The man couldn’t seem to meet my eyes. “The general isn’t well. He . . . has spasms.”
“His kidneys again?” Just when I thought Alexander was over his old ailment.
“I’ll wait in the carriage,” he said, hurrying down the steps.
In a matter of minutes, the four children and I were on our way. I took solace in knowing that the older boys had gone into the city with Alexander two mornings before when he’d departed on his weekly trip to his office. At eighteen and sixteen, Alex and James could look after him until I arrived.
The trip was faster than I expected, given that it was the middle of a fine Wednesday. That is, until we began to encounter small crowds of people on every street corner, abuzz over some news I couldn’t make out. And then I was distracted from that oddity when the driver turned the wrong way. “Sir! Driver! Where are you taking us?”
“Mr. Bayard’s house,” the man called in reply.
I didn’t have time to process that before I heard my name. From the crowd. Again and again. “Look, it’s Mrs. General Hamilton! His poor wife!”
A dark, hazy memory assaulted me. The crowds. The crowds in front of Angelica’s house when my son was shot dead. And my heart began to hammer. Then it all but stopped when the carriage slowed in the drive before Mr. Bayard’s grand mansion on the river, where another crowd parted like the Red Sea as the driver guided us through.
Wailing. The women were wailing. And gloom hung on every man’s face.
We’d barely come to a halt when I sprung from the carriage unassisted, my voice shaking with certain knowing dread. “Not well,” I said to the driver when he offered his hand. “You said the general was not well.”
I saw the truth in his eyes before he spoke. “He . . . he asked me to give you hope.”
Bile crawled up my throat as I remembered what Alexander once said to me.
I thought you might take easier to a thing if it was gradually broken to you, my angel.
He was wrong then, and he was wrong now. Already moving toward the house, I rasped to Ana, “Stay here. All of you.”
Oh, merciful God, why?
“Alexander!” I cried, finding him amidst onlookers gathered round Mr. Bayard’s grand bed. And when my husband’s head turned to me, it nearly took me to my knees.
I’d seen that look before—the gray pallor of blood loss, the waxy sheen of fever, the cloudy eyes of laudanum. The look of death.
“Eliza,” Alexander wheezed. “My angel.”
Taking his hand, I nearly collapsed onto the edge of the bed. And that’s when I saw the bloodied bandages around his waist. I knew the truth before it was even explained to me. He’d been shot. He’d been shot in a duel.
Voices I could barely hear recounted how he’d met Aaron Burr across the Hudson upon the cliffs of Weehawken, New Jersey. How, like my son, Alexander had thrown away his fire. How his opponent had taken lethal aim anyway.
“Will he live?” I asked the doctors, panic squeezing my throat and making it hard to choke out the words.
Four doctors huddled in the room—two Americans, and two French surgeons I later learned were stationed on a frigate in the harbor who were much experienced with gunshot wounds. The French had been our saviors in the revolution; maybe their expertise could save us now. “Can you save him? Please save him!”
“Mrs. General Hamilton.” One of the doctors finally stepped forward, wearing an expression of brutal sympathy, an expression mirrored on the other men’s faces. “I’m afraid the bullet has fractured a rib and, I suspect, ruptured the general’s liver. The bullet remains lodged in his spine . . .”
I could hear no more. I couldn’t see, couldn’t think, couldn’t speak. This couldn’t be happening again. How could it possibly be happening again? Was I, like my eldest daughter, caught in some delusion, except in my waking dream everyone I loved was to be taken from me?

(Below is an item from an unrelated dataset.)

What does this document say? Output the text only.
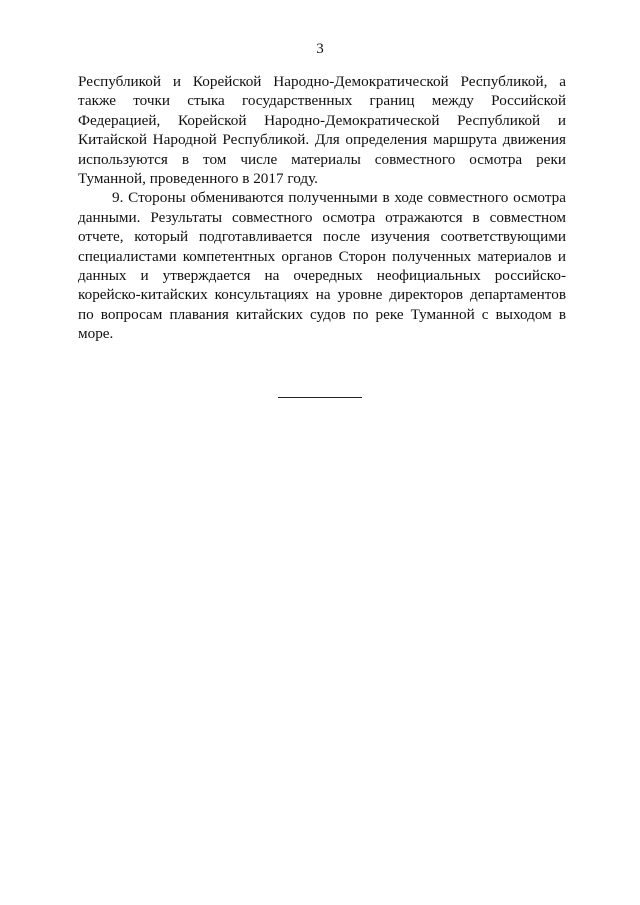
3

Республикой и Корейской Народно-Демократической Республикой, а также точки стыка государственных границ между Российской Федерацией, Корейской Народно-Демократической Республикой и Китайской Народной Республикой. Для определения маршрута движения используются в том числе материалы совместного осмотра реки Туманной, проведенного в 2017 году.

9. Стороны обмениваются полученными в ходе совместного осмотра данными. Результаты совместного осмотра отражаются в совместном отчете, который подготавливается после изучения соответствующими специалистами компетентных органов Сторон полученных материалов и данных и утверждается на очередных неофициальных российско-корейско-китайских консультациях на уровне директоров департаментов по вопросам плавания китайских судов по реке Туманной с выходом в море.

Frantic with grief, I sobbed a desperate prayer to a God who had already required so many sacrifices from me.
Not Alexander, too. Not my dear Hamilton.
Though his weak pulse yet gave proof of life, I already sensed his withdrawal from me. And I felt his loss in my bones, in my flesh, as if the very heart of me was being violently rent asunder. It was an unbearable agony of spirit. One loss too many, and far too soon.
As I wept and bargained and prayed and raged, Alexander murmured, “Remember, my Eliza, you are a Christian.”
The first time he said it, pale and aware of his impending death, I believed he was offering me consolation, beseeching me to find comfort in my religion. Delirious with pain, he murmured it again as Angelica arrived, weeping her heart out as if joy no longer existed in the world and never could.